Every winter Jeff comes to New York to eat spaghetti, to watch the shipping in East River from the depths of his chinchilla overcoat, and to lay in a supply of Chicago-made clothing at one of the Fulton street stores. During the other three seasons he may be found further west—his range is from Spokane to Tampa. In his profession he takes a pride which he supports and defends with a serious and unique philosophy of ethics. His profession is no new one. He is an incorporated, uncapitalized, unlimited asylum for the reception of the restless and unwise dollars of his fellowmen.

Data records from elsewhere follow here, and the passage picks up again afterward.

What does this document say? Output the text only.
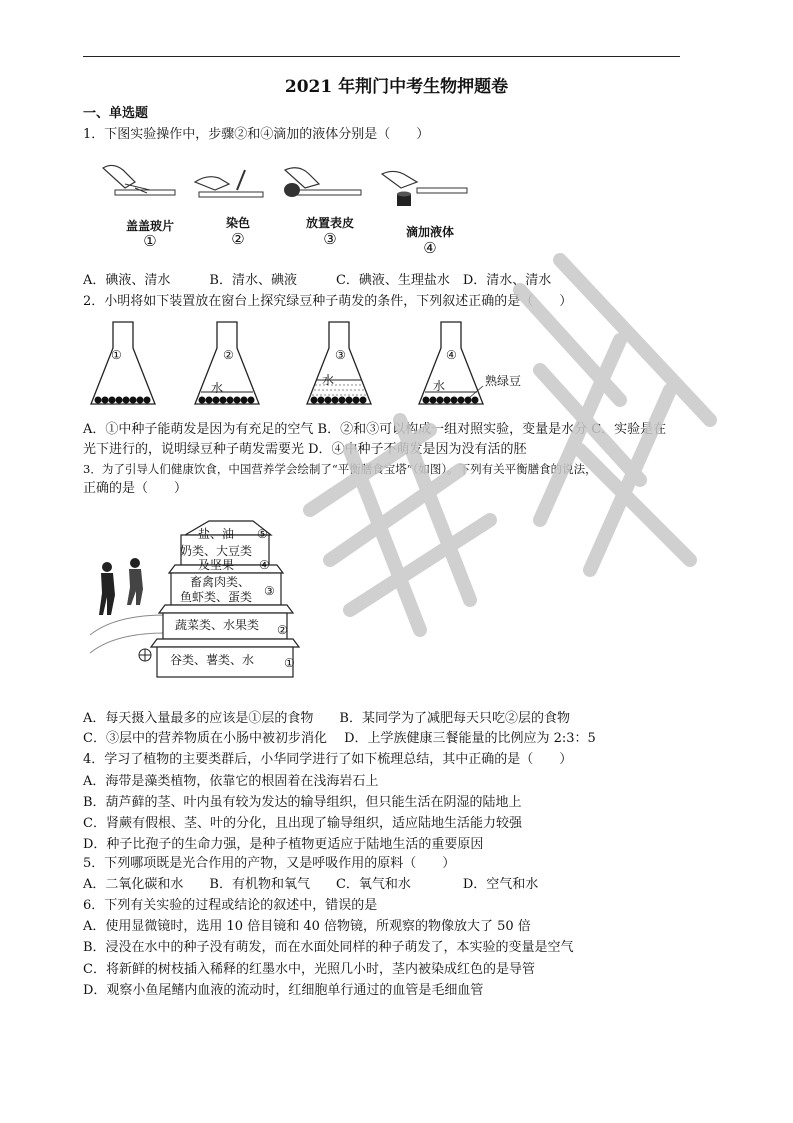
2021 年荆门中考生物押题卷
一、单选题
1．下图实验操作中，步骤②和④滴加的液体分别是（　　）
盖盖玻片
①
染色
②
放置表皮
③	滴加液体
④
A．碘液、清水　　　B．清水、碘液　　　C．碘液、生理盐水　D．清水、清水
2．小明将如下装置放在窗台上探究绿豆种子萌发的条件，下列叙述正确的是（　　）
①	②	③	④
水
水	水	熟绿豆
A．①中种子能萌发是因为有充足的空气 B．②和③可以构成一组对照实验，变量是水分 C．实验是在
光下进行的，说明绿豆种子萌发需要光 D．④中种子不萌发是因为没有活的胚
3．为了引导人们健康饮食，中国营养学会绘制了“平衡膳食宝塔”（如图）。下列有关平衡膳食的说法，
正确的是（　　）
盐、油 ⑤
奶类、大豆类
及坚果 ④
畜禽肉类、
鱼虾类、蛋类 ③
蔬菜类、水果类 ②
谷类、薯类、水 ①
A．每天摄入量最多的应该是①层的食物　　B．某同学为了减肥每天只吃②层的食物
C．③层中的营养物质在小肠中被初步消化　 D．上学族健康三餐能量的比例应为 2:3：5
4．学习了植物的主要类群后，小华同学进行了如下梳理总结，其中正确的是（　　）
A．海带是藻类植物，依靠它的根固着在浅海岩石上
B．葫芦藓的茎、叶内虽有较为发达的输导组织，但只能生活在阴湿的陆地上
C．肾蕨有假根、茎、叶的分化，且出现了输导组织，适应陆地生活能力较强
D．种子比孢子的生命力强，是种子植物更适应于陆地生活的重要原因
5．下列哪项既是光合作用的产物，又是呼吸作用的原料（　　）
A．二氧化碳和水　　B．有机物和氧气　　C．氧气和水　　　　D．空气和水
6．下列有关实验的过程或结论的叙述中，错误的是
A．使用显微镜时，选用 10 倍目镜和 40 倍物镜，所观察的物像放大了 50 倍
B．浸没在水中的种子没有萌发，而在水面处同样的种子萌发了，本实验的变量是空气
C．将新鲜的树枝插入稀释的红墨水中，光照几小时，茎内被染成红色的是导管
D．观察小鱼尾鳍内血液的流动时，红细胞单行通过的血管是毛细血管
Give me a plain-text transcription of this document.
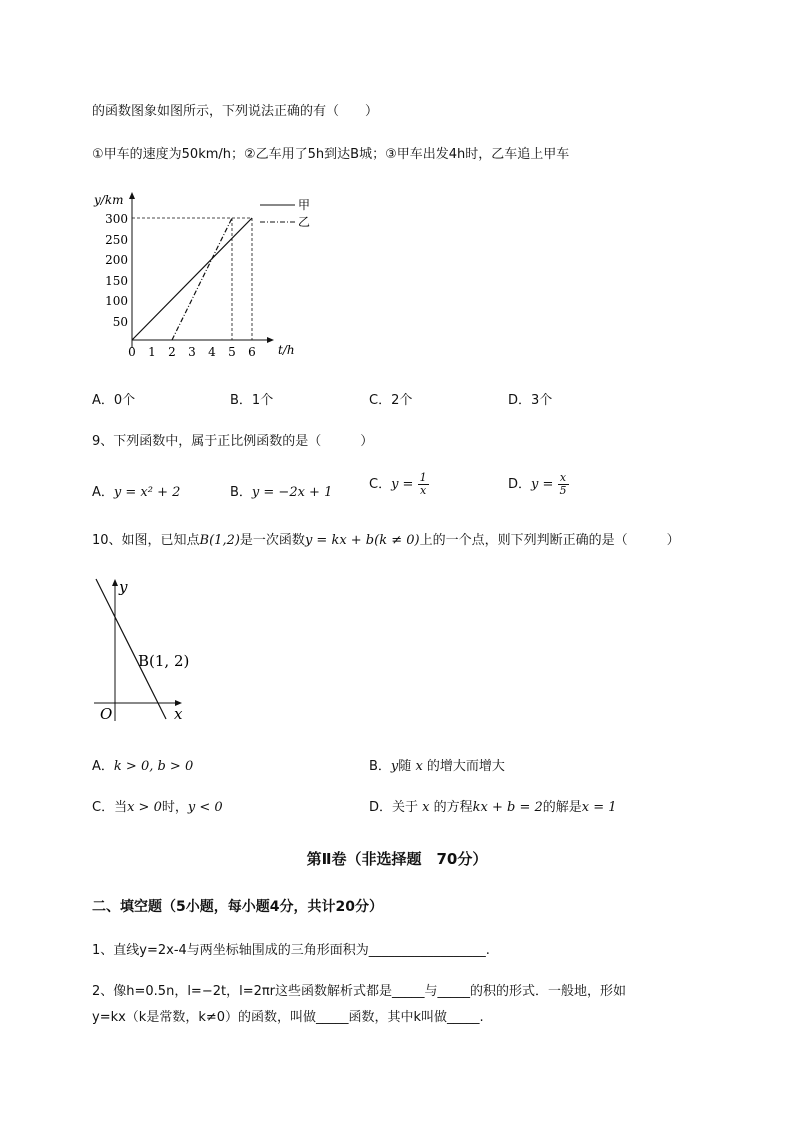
的函数图象如图所示，下列说法正确的有（　　）
①甲车的速度为50km/h；②乙车用了5h到达B城；③甲车出发4h时，乙车追上甲车
y/km
t/h
300
250
200
150
100
50
0 1 2 3 4 5 6
甲
乙
A．0个	B．1个	C．2个	D．3个
9、下列函数中，属于正比例函数的是（　　　）
A．y = x² + 2	B．y = −2x + 1
C．$y = \frac{1}{x}$	D．$y = \frac{x}{5}$
10、如图，已知点B(1,2)是一次函数y = kx + b(k ≠ 0)上的一个点，则下列判断正确的是（　　　）
y
x
O
B(1, 2)
A．k > 0, b > 0	B．y随 x 的增大而增大
C．当x > 0时，y < 0	D．关于 x 的方程kx + b = 2的解是x = 1
第Ⅱ卷（非选择题　70分）
二、填空题（5小题，每小题4分，共计20分）
1、直线y=2x-4与两坐标轴围成的三角形面积为__________________.
2、像h=0.5n，l=−2t，l=2πr这些函数解析式都是_____与_____的积的形式．一般地，形如
y=kx（k是常数，k≠0）的函数，叫做_____函数，其中k叫做_____.
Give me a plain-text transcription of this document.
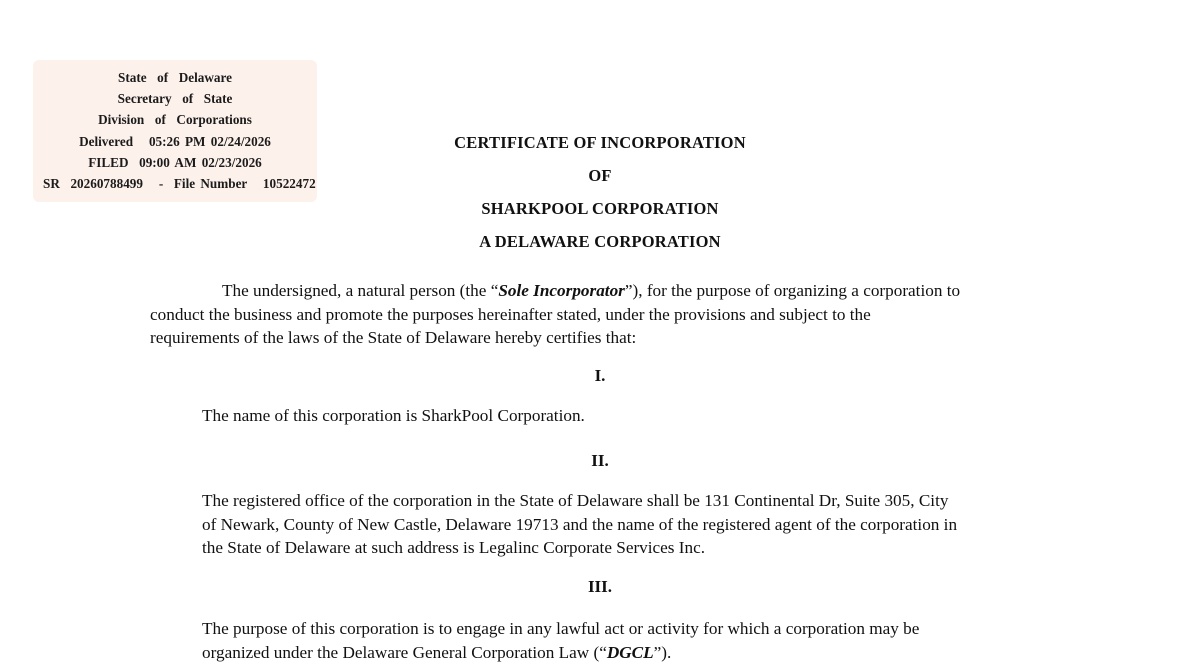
State  of  Delaware
Secretary  of  State
Division  of  Corporations
Delivered   05:26 PM 02/24/2026
FILED  09:00 AM 02/23/2026
SR  20260788499   -  File Number   10522472
CERTIFICATE OF INCORPORATION
OF
SHARKPOOL CORPORATION
A DELAWARE CORPORATION

The undersigned, a natural person (the “Sole Incorporator”), for the purpose of organizing a corporation to
conduct the business and promote the purposes hereinafter stated, under the provisions and subject to the
requirements of the laws of the State of Delaware hereby certifies that:

I.

The name of this corporation is SharkPool Corporation.

II.

The registered office of the corporation in the State of Delaware shall be 131 Continental Dr, Suite 305, City
of Newark, County of New Castle, Delaware 19713 and the name of the registered agent of the corporation in
the State of Delaware at such address is Legalinc Corporate Services Inc.

III.

The purpose of this corporation is to engage in any lawful act or activity for which a corporation may be
organized under the Delaware General Corporation Law (“DGCL”).
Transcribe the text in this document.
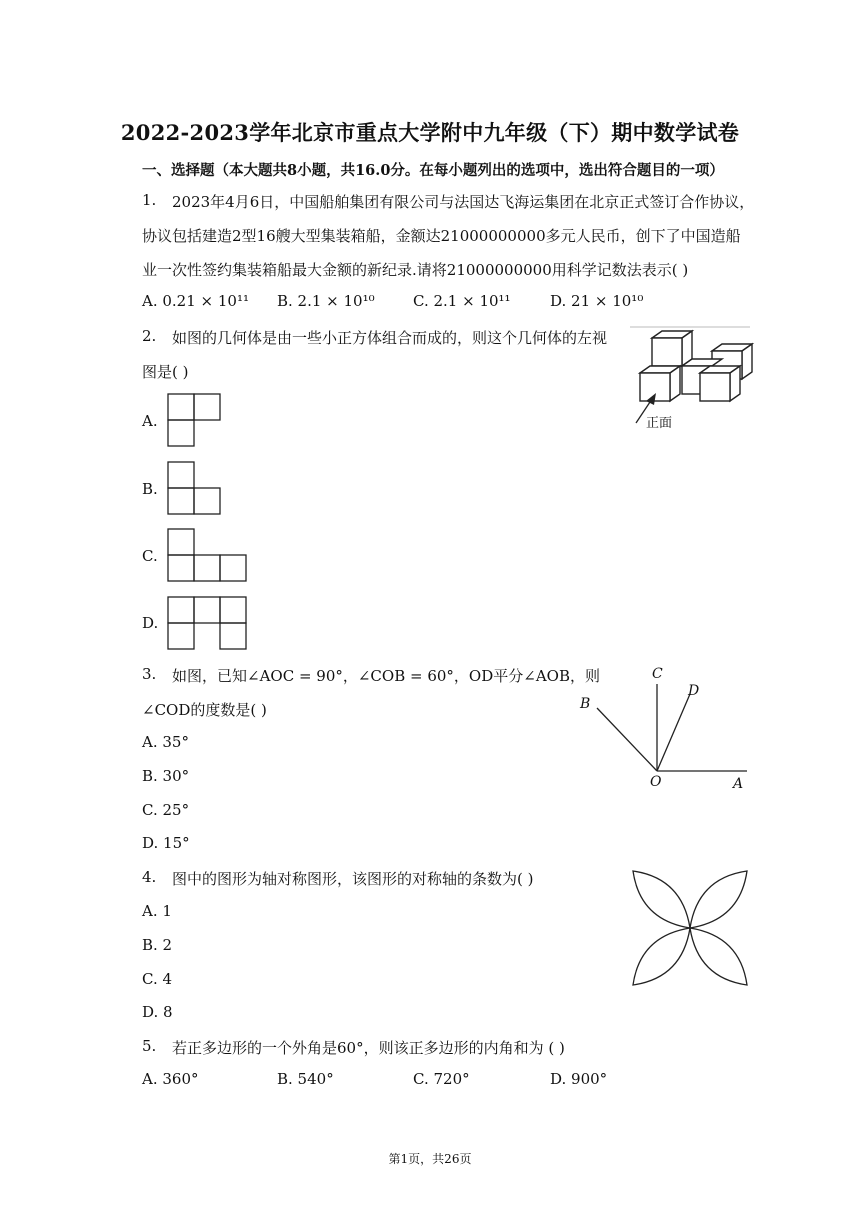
2022-2023学年北京市重点大学附中九年级（下）期中数学试卷
一、选择题（本大题共8小题，共16.0分。在每小题列出的选项中，选出符合题目的一项）
1. 2023年4月6日，中国船舶集团有限公司与法国达飞海运集团在北京正式签订合作协议，
协议包括建造2型16艘大型集装箱船，金额达21000000000多元人民币，创下了中国造船
业一次性签约集装箱船最大金额的新纪录.请将21000000000用科学记数法表示( )
A. 0.21 × 10¹¹ B. 2.1 × 10¹⁰	C. 2.1 × 10¹¹	D. 21 × 10¹⁰
2. 如图的几何体是由一些小正方体组合而成的，则这个几何体的左视
图是( )
A.
B.
C.
D.
正面
3. 如图，已知∠AOC = 90°，∠COB = 60°，OD平分∠AOB，则
∠COD的度数是( )
A. 35°
B. 30°
C. 25°
D. 15°
B
C
D
O	A
4. 图中的图形为轴对称图形，该图形的对称轴的条数为( )
A. 1
B. 2
C. 4
D. 8
5. 若正多边形的一个外角是60°，则该正多边形的内角和为 ( )
A. 360°	B. 540°	C. 720°	D. 900°
第1页，共26页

In the wilderness of stone in which Jeff seeks his annual lonely holiday he is glad to palaver of his many adventures, as a boy will whistle after sundown in a wood. Wherefore, I mark on my calendar the time of his coming, and open a question of privilege at Provenzano’s concerning the little wine-stained table in the corner between the rakish rubber plant and the framed palazzio della something on the wall.
“There are two kinds of grafts,” said Jeff, “that ought to be wiped out by law. I mean Wall Street speculation, and burglary.”
“Nearly everybody will agree with you as to one of them,” said I, with a laugh.
“Well, burglary ought to be wiped out, too,” said Jeff; and I wondered whether the laugh had been redundant.
“About three months ago,” said Jeff, “it was my privilege to become familiar with a sample of each of the aforesaid branches of illegitimate art. I was sine qua grata with a member of the housebreakers’ union and one of the John D. Napoleons of finance at the same time.”